PRP and adipocyte conditioned media were screened for the concentration of IL‐2, IL‐4, IL‐6, IL‐8, IL‐10, GM‐CSF, IFN‐γ, MIP‐1α, MIP‐1β, RANTES, TNF‐α, bFGF, PDGF, VEGF using the Bioplex multiplex Human Cytokine and Growth factor assay kit (Bio‐Rad, Hercules, CA) according to the manufacturer's protocol.

STATISTICAL ANALYSIS

Data were analyzed with Statview software (Abacus Concepts Piscataway, NJ). A one‐factor analysis of variance (ANOVA) was used to analyze PRP effect. Any significant ANOVA were further analyzed by Student‐ Neuman‐ Keuls post hoc test to determine the specificity of the effect. P values of less than 0.05 were considered statistically significant.

RESULTS

PRP PROMOTES Ad‐MSC SURVIVAL, GROWTH, AND MIGRATION

We have first analyzed the impact of PRP‐released factors on human Mesenchymal Stem Cells isolated from stromal‐vascular fraction of subcutaneous adipose tissue biopsies (Ad‐MSC).
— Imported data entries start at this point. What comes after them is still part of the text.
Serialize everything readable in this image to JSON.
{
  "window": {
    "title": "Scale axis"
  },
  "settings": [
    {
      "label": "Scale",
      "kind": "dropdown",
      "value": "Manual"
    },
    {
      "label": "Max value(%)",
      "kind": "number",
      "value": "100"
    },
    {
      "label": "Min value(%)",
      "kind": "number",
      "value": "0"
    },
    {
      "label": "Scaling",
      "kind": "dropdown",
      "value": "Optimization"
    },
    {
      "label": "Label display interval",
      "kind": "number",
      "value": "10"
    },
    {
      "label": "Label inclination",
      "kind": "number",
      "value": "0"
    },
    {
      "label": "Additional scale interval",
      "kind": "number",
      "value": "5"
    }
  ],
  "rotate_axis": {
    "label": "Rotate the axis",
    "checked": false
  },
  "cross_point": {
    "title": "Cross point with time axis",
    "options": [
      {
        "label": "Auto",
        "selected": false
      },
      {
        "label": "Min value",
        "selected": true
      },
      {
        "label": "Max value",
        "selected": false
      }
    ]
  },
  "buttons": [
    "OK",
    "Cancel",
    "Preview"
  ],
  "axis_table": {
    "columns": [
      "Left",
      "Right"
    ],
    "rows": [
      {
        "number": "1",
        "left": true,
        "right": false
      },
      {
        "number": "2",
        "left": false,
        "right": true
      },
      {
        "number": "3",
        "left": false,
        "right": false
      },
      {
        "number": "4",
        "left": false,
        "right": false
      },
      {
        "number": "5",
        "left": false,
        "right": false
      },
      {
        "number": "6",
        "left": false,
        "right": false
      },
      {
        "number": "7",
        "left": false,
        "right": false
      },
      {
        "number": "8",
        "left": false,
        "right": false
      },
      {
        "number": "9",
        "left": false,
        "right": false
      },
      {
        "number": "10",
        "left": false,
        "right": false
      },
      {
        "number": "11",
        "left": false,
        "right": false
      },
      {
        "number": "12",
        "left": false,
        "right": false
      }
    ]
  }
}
PRP (platelet count 300,000–400,000/µl) and PPP (<200,000 plts/µl) were activated with thrombin and applied onto cultured human Ad‐MSCs as PRP or PPP gel, respectively (5% or 20% vol/vol in cell colture medium). As assessed by sulforhodamine assay, Ad‐MSC viability was strongly increased in presence of 5% or 20% PRP gel, compared to that measured in serum deprivation and was about 3‐ and 4‐fold higher, respectively, compared to cells cultured in 10% FBS (Fig. 1a). As expected, 5% PPP induced an increase of Ad‐MSC growth which was comparable to that measured in 10% FBS, while 20% PPP increased it by 2.4‐fold. However, the effect of PPP on cell viability was significantly lower than that achieved with similar concentration of PRP (Fig. 1a).
Figure 1

Effect of PRP on Ad‐MSC survival, growth and cell cycle. a) Ad‐MSCs isolated from adipose tissue biopsies (n = 5) have been seeded in 96‐well culture plates (3,000 cells/well). The following day the cells have been serum‐starved for 18 h and then incubated with PRP or PPP gel (5% or 20% vol/vol in DMEM F12 1:1) for 48 h without serum supplementation (MEDIUM BSA). Cell viability has been assessed by sulforhodamine assay as described in Materials and Methods and the results reported as percentage of viable cells compared to cells in DMEM F12 10% FBS, considered as 100% viable cells. * denotes statistically significant values over basal, considered as cells kept in 10% FBS medium (** P < 0.01; *** P < 0.001). # denotes statistically significant difference of 20% vs. 5% PRP (# P < 0.05). § denotes statistically significant difference of 20% vs. 5% PPP (§ P < 0.05). $ denotes statistically significant difference of PRP vs PPP ($ P < 0.05) b) PRP gel (20% vol/vol in DMEM F12 1:1) obtained from donors with different hematic platelet counts (Low Platelet – LP:2‐3 × 105 platelets/µl; High Platelet – HP:4‐5 × 105 platelets/µl) were directly applied onto the culture plate containing serum‐starved Ad‐MSCs for 6, 12, 24, and 48h. As control, Ad‐MSCs have been incubated with DMEM F12 (1:1) without serum supplementation (MEDIUM BSA) or with 10% FBS (MEDIUM 10% FBS). Then, cells have been counted as described in Materials and Methods and the results have been reported as cell number relative to cell count in MEDIUM BSA. * denotes statistically significant values over basal (* P < 0.05; ** P < 0.01). # denotes statistically significant differences of HP‐PRP vs. LP‐ PRP (# p <0.05). c) PRP gel (5% or 20% vol/vol in DMEM F12 1:1) has been added to serum‐starved Ad‐MSCs for 48 h. Cells have been pulse‐labeled with BrdU for 30 min. FACS analysis of samples stained for BrdU and for propidium iodide, to quantify the amount of DNA, was performed. Numbers represent the percentage of BrdU positive cells ± SD. * denotes statistically significant values over DMEM‐BSA (* P < 0.05). # denotes statistically significant differences of 20% vs. 5% PRP (# P < 0.05).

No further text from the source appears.